The daughter of a classically trained singing mother and a father with experience as a DJ for a college jazz radio program, the Cincinnati native was immersed in the arts from the get-go. “I have been performing all my life,” she said.
She studied at a performing arts high school in Cincinnati and was headed toward the stage — “I was trained as a triple threat: singing, dancing and acting” — until her father demanded something with more job security. “Dad wouldn’t let me be an actor,” she admitted.
She went to Northwestern University where she earned a B.S. degree in radio/TV/film, all the while using her arts training on the side. “Instead of work-study, I could make more money performing,” she said.
Lindsey next went to the West Coast where she trained to be a studio executive, working at NBC, then Creative Arts Agency. All the while, she worked to build her own career as a jazz singer. She recorded her own album, “everlasting,” and sang with the group Emanon, which performed in Japan.
Eventually, doors proved harder to open for a career as a jazz performer. “Lots of people don’t want to take a chance in promoting a jazz vocalist,” she said. “A lot of time, you have to go international.”

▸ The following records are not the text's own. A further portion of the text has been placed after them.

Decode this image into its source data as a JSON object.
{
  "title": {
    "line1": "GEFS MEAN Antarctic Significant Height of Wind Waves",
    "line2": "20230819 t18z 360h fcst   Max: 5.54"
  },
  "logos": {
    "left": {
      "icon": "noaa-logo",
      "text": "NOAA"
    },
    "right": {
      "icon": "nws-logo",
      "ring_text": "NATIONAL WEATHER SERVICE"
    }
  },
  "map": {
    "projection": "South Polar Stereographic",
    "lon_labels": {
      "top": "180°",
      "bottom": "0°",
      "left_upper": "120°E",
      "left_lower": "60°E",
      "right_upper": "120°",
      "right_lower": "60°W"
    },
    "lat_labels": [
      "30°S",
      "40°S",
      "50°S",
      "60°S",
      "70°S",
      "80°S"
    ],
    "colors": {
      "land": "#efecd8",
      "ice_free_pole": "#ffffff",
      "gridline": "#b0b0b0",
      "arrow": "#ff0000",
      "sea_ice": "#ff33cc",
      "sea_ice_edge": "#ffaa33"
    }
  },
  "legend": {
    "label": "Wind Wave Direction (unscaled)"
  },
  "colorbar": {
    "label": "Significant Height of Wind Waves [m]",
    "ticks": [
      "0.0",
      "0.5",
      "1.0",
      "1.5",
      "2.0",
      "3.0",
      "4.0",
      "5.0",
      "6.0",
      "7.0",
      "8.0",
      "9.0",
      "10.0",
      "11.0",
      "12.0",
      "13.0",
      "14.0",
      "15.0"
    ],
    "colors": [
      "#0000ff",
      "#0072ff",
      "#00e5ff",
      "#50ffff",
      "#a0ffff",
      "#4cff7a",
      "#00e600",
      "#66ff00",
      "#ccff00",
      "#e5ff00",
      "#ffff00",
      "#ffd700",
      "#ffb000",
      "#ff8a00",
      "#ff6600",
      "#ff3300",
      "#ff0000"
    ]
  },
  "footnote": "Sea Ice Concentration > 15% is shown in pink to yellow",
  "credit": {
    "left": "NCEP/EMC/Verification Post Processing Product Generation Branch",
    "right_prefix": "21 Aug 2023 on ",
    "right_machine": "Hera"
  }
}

She opted instead for academia, building on an MBA from Claremont Graduate University to finish a doctorate in business at Rutgers University. That path led her and husband Sidney Warren from New York to the position at Baylor University last fall — and that chance to sit in a downtown Waco gig.
For Saturday’s “Jazz Goes To The Movies,” the WJO’s third Hippodrome concert, she’ll sing a mix of Duke Ellington, George Gershwin and the like, with the 20-player Waco ensemble adding numbers from “Rocky,” “The Way We Were” and “All That Jazz.”
“It’s a mixture of old school and, well, medium school,” she said. “It should be a lot of fun. All these men and Tyrha, jammin’.”